9. Foire aux questions
À quelle fréquence faut-il checker la délivrabilité de son domaine ?
Vérification légère hebdomadaire, audit complet mensuel. La vérification hebdomadaire consiste à consulter Google Postmaster Tools (réputation, taux de réclamation) et à mesurer un échantillon d’inbox placement via seed accounts (30 emails de test suffisent). Cela prend 15 minutes et détecte une dégradation en 7-10 jours plutôt qu’en 6 semaines. L’audit complet mensuel ajoute : test mail-tester.com, vérification MXToolbox blacklists, revue des SPF/DKIM/DMARC records, analyse des rapports DMARC agrégés. Cet audit prend 1 à 2 heures et sécurise la programmation des campagnes du mois. Sans cette double cadence, un domaine peut basculer en spam pendant 3 à 4 semaines avant qu’un problème pipeline ne remonte, ce qui est trop tard.
Combien coûte un audit complet de délivrabilité en 2026 ?
500 à 2 000 € en agence spécialisée, 0 à 200 € en autonomie avec les bons outils. L’audit agence inclut : analyse DNS complète, test seed accounts sur 5 MTA majeurs, revue des dernières campagnes, plan de remédiation avec priorisation. Recommandé pour scale-ups avec > 10 000 emails cold/mois ou après un incident de délivrabilité majeur. En autonomie, la stack minimum : Google Postmaster (gratuit), MXToolbox SuperTool (gratuit), mail-tester.com (gratuit), Mail Genius ou GlockApps (30-80 €/mois). L’autonomie fonctionne pour < 5 000 emails/mois, au-delà l’expertise externe amortit son coût en 1-2 mois via l’évitement de campagnes bloquées.
Comment récupérer après avoir été flaggé en spam ?

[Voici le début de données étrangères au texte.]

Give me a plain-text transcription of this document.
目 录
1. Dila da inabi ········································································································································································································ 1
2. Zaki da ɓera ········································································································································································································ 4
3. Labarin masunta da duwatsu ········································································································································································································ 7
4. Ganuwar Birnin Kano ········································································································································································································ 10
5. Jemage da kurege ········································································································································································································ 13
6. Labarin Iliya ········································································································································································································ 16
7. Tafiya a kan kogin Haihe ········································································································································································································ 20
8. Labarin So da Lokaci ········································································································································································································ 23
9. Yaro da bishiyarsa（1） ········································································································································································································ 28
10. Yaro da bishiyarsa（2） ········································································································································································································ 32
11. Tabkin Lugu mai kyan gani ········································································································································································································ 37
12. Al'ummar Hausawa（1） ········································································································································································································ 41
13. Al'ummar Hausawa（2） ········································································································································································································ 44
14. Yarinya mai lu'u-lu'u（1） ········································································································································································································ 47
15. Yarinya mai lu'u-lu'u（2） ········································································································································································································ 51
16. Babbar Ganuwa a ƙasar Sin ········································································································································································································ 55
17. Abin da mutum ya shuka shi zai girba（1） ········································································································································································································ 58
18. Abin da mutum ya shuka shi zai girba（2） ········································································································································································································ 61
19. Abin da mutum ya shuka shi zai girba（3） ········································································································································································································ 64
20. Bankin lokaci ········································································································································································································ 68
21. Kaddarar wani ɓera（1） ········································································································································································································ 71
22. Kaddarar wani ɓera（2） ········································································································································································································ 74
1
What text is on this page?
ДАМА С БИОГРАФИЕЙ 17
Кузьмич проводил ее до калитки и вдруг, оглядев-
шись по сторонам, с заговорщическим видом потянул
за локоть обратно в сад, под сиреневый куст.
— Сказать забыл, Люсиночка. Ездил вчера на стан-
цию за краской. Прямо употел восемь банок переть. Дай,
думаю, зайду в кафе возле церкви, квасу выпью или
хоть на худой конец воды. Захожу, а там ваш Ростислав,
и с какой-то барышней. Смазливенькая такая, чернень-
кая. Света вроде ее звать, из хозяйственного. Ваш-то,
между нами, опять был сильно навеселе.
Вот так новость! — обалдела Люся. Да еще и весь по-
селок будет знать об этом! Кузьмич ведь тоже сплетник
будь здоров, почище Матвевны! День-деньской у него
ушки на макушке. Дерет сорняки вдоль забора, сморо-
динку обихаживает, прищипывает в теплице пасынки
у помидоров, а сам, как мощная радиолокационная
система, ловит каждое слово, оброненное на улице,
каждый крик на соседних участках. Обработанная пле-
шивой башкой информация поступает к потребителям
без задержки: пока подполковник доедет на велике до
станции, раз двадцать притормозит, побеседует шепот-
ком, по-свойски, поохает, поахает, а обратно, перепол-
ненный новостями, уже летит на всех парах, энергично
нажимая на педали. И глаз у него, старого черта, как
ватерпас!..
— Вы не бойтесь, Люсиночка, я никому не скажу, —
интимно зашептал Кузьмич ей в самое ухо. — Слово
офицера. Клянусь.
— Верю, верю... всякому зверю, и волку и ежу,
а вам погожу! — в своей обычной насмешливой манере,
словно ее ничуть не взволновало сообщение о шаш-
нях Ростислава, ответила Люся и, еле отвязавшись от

Compter 30 à 90 jours de récupération selon la gravité. Étape 1 (jours 1-7) : arrêter tous les envois cold, purger la liste des invalides et catch-all, corriger la configuration DNS. Étape 2 (jours 7-21) : reprendre des envois warm uniquement (opt-in, clients, contacts très engagés) à volume très faible (10-20 emails/jour). Étape 3 (jours 21-60) : monter progressivement le volume avec seed account monitoring continu. Étape 4 (jours 60-90) : reprise des cold outbound avec liste hyper-vérifiée. Dans les cas graves (blacklist Spamhaus, domain compromis), la seule voie est de basculer sur un domaine secondaire dédié aux envois cold, en gardant le domaine principal pour les emails transactionnels et la communication commerciale. Cette segmentation par domaine est de toute façon la meilleure pratique 2026 pour tout émetteur B2B au-dessus de 20 000 emails/mois.
10. Conclusion : 3 actions à mener cette semaine (juin 2026)
Consultez Google Postmaster Tools et mail-tester.com sur votre domaine dans les 7 jours. Ces 2 tests gratuits prennent 20 minutes et vous donnent une image claire de la santé actuelle. Si votre réputation est « Low » ou votre score mail-tester < 7, vous avez un chantier de délivrabilité urgent.
Vérifiez la présence et l’alignement des 3 records DNS SPF, DKIM, DMARC dans les 15 jours. MXToolbox SuperTool le fait en 30 secondes. Absence d’un des 3 = correctif immédiat. DMARC en
p=none= passer àp=quarantineaprès 30 jours d’observation.Configurez un monitoring blacklist automatisé sur MXToolbox dans les 15 jours. Alerte email si votre domaine ou IP entre dans une des 100+ blacklists surveillées. Setup 5 minutes, sauve 3-4 semaines de dégradation cachée en cas de listing accidentel.